Notícia Comentários 37 Likes
Março 27 / 2017

Couro vegetal vira tendência na indústria

 

Por Dizy Ayala

 

 

 

Com um número crescente de alternativas vegetais e sintéticas ao couro animal, a indústria tem se voltado cada vez mais para essa opção em seu processo de produção. Além do vestuário e calçados, a linha de montagem tem usado couro vegetal nos revestimentos de bancos e assoalhos de carros e, mais recentemente, aeronaves, como no caso da companhia de aviação Gol Linhas Aéreas.

 

A Tesla foi a primeira a lançar um carro esportivo com todo revestimento feito de couro de fibras vegetais, seguindo seu princípio de aliar tecnologia ao propósito de utilizar apenas energia limpa.
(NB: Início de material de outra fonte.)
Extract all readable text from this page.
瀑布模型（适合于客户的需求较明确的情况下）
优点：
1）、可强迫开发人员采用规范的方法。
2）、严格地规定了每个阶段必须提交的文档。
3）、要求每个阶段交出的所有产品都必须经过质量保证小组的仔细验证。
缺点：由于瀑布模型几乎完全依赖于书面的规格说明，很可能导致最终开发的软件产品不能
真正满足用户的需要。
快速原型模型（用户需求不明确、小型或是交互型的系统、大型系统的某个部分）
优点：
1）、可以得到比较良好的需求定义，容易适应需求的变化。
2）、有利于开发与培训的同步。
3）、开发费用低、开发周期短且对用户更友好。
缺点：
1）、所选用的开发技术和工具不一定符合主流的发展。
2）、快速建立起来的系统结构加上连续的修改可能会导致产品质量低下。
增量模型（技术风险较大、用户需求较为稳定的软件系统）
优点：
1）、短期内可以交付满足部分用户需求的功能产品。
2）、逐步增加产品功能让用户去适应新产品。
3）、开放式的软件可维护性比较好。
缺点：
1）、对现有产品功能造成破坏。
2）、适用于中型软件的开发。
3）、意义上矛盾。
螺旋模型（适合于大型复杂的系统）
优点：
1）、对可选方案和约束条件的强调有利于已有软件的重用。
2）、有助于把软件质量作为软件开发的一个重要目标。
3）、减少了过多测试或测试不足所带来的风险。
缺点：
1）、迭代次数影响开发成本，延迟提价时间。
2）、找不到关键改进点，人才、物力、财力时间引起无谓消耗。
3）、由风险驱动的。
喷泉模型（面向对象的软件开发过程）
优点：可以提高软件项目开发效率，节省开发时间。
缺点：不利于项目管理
Este ano, também a icônica Ferrari lançou seu primeiro modelo com esse tipo de revestimento.

 

O couro vegetal é totalmente ecológico e sustentável, com maior qualidade, resistência e flexibilidade. Ao contrário do couro de animais, que fomenta a pecuária, maior vetor de danos ambientais, responsável pela poluição do solo, rios, e também à atmosfera, pela emissão de dióxido de carbono.

 

Quando o couro animal segue para os curtumes, é submetido a mais de quarenta diferentes químicos potentes e altamente poluentes do meio ambiente para torná-lo viável ao uso e manejo. Mesmo o dito “couro ecológico” apenas reduz parte do percentual de mercúrio e chumbo utilizado, mas ainda assim recebe a ação de todos os demais químicos, degradando a natureza.

 

Por essa razão, aliado ao crescente número de consumidores, a indústria, que em vários países já assumiu compromissos ambientais para a redução de poluentes, tem interesse em atender a essa promissora clientela, que está engajada com um estilo de vida sócio-ambiental que defende a natureza, seus recursos e espécies.

 

As matérias-primas para produção do couro vegetal são variadas. O conhecido látex, da seringueira, amplamente difundido no exterior, como no caso do Acre Latex Project, que tem consultoria do Sebrae, junto aos seringueiros da Amazônia. Também as folhas de abacaxi produzem um tecido maleável e resistente, próprio para revestimentos e calçados, o chamado Piñatex.

 

Cogumelos com aspecto muito similar ao couro animal, por sua característica carnuda e tons terrosos, bem como amido de milho, até sachês de chá, com uso no vestuário e acessórios, como bolsas e carteiras.

 

O chamado eco-couro, produzido a partir de fibras naturais como algodão e linho misturado com milho, soja e outros vegetais, está em fase de testes e atraiu o interesse de empresas como Nike, Puma e Adidas.

 

Enfim, toda essa inovação verde é muito promissora para o meio ambiente e denota ser a nova tendência para a indústria e para os consumidores.